Temperature (°C)	EDR (log CFU/min)	SE (EDR)	D (min)	R2
54	0.038	0.008	26.52	0.914
57	0.126	0.003	7.936	0.942
60	0.273	0.063	3.663	0.987
63	2.872	0.763	0.348	0.934

).

The D-values found in this study for S. typhimurium in a product that resembles a meat paste were very similar to those found by Murphy et al. [4] in chicken patties, chicken tenders, beef patties and beef/turkey patties. The D values determined by these authors were in the range of 26.97 to 0.25 min at temperatures between 55 and 70 °C.

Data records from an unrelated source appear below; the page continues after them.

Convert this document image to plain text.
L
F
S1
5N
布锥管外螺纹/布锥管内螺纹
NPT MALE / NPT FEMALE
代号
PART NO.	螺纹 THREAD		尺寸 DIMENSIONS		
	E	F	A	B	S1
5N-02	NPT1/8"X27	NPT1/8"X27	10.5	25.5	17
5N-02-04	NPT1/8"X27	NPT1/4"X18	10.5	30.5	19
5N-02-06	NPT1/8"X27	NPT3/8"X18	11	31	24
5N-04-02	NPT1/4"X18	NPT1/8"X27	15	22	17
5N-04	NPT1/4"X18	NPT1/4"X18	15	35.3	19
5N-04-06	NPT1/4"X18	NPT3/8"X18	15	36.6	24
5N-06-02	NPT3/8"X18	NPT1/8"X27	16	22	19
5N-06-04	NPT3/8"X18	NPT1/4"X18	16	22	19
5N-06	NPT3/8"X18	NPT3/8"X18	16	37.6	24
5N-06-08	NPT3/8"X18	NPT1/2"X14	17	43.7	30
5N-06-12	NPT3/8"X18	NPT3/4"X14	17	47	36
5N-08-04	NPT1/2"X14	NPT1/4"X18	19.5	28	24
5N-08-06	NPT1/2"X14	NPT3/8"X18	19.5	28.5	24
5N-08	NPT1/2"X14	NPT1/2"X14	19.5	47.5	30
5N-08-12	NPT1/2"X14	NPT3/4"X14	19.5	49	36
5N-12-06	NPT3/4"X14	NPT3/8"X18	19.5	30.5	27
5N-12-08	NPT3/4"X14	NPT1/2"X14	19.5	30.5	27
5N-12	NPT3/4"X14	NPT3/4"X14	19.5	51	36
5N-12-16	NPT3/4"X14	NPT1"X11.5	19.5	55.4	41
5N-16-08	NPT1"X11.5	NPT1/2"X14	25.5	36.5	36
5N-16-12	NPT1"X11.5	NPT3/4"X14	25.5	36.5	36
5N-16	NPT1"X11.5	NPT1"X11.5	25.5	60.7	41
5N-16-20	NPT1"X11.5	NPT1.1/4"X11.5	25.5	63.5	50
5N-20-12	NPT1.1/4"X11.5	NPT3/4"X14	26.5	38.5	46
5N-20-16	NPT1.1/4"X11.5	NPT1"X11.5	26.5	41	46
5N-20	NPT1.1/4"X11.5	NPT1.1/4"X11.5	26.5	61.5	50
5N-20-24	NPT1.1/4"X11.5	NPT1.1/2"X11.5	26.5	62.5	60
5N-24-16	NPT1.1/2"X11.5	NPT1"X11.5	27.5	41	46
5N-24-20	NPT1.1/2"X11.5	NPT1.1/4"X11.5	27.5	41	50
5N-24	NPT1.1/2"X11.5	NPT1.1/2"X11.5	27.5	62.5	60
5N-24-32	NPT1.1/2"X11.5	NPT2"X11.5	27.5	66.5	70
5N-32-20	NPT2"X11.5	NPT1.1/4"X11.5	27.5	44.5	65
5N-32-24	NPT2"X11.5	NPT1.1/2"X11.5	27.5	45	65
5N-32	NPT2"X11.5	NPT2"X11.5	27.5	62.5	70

Through a Bigelow secondary model, the D value (time needed to reduce the pathogen in one log) was modelled as a function of temperature. Figure 1 shows that for the temperature interval studied, the D values presented a linear behaviour with temperature, as implied by the high coefficient of determination (R² = 0.947). The fitted Bigelow model resulted in a log D_ref of 2.302 (SE = 0.304), corresponding to D_ref = 200 min at 50 °C to reduce S. typhimurium in one log, and a z-value of 5.016 (SE = 0.839) °C. This model enables the prediction of D values and lethality times at other temperatures, and it is helpful to evaluate and validate the effectiveness of current thermal treatments used by industry. For instance, to reach a 7.0-log reduction lethality of S. typhimurium in sausages, the geometric centre of the alheiras should be kept for 9.0 s at 70 °C (D = 0.021 min).

4. Conclusions

This study estimated for the first time the thermal kinetic parameters of S. typhimurium in a traditional Portuguese sausage and will be useful to producers for designing, controlling and validating their thermal processes during alheira manufacture.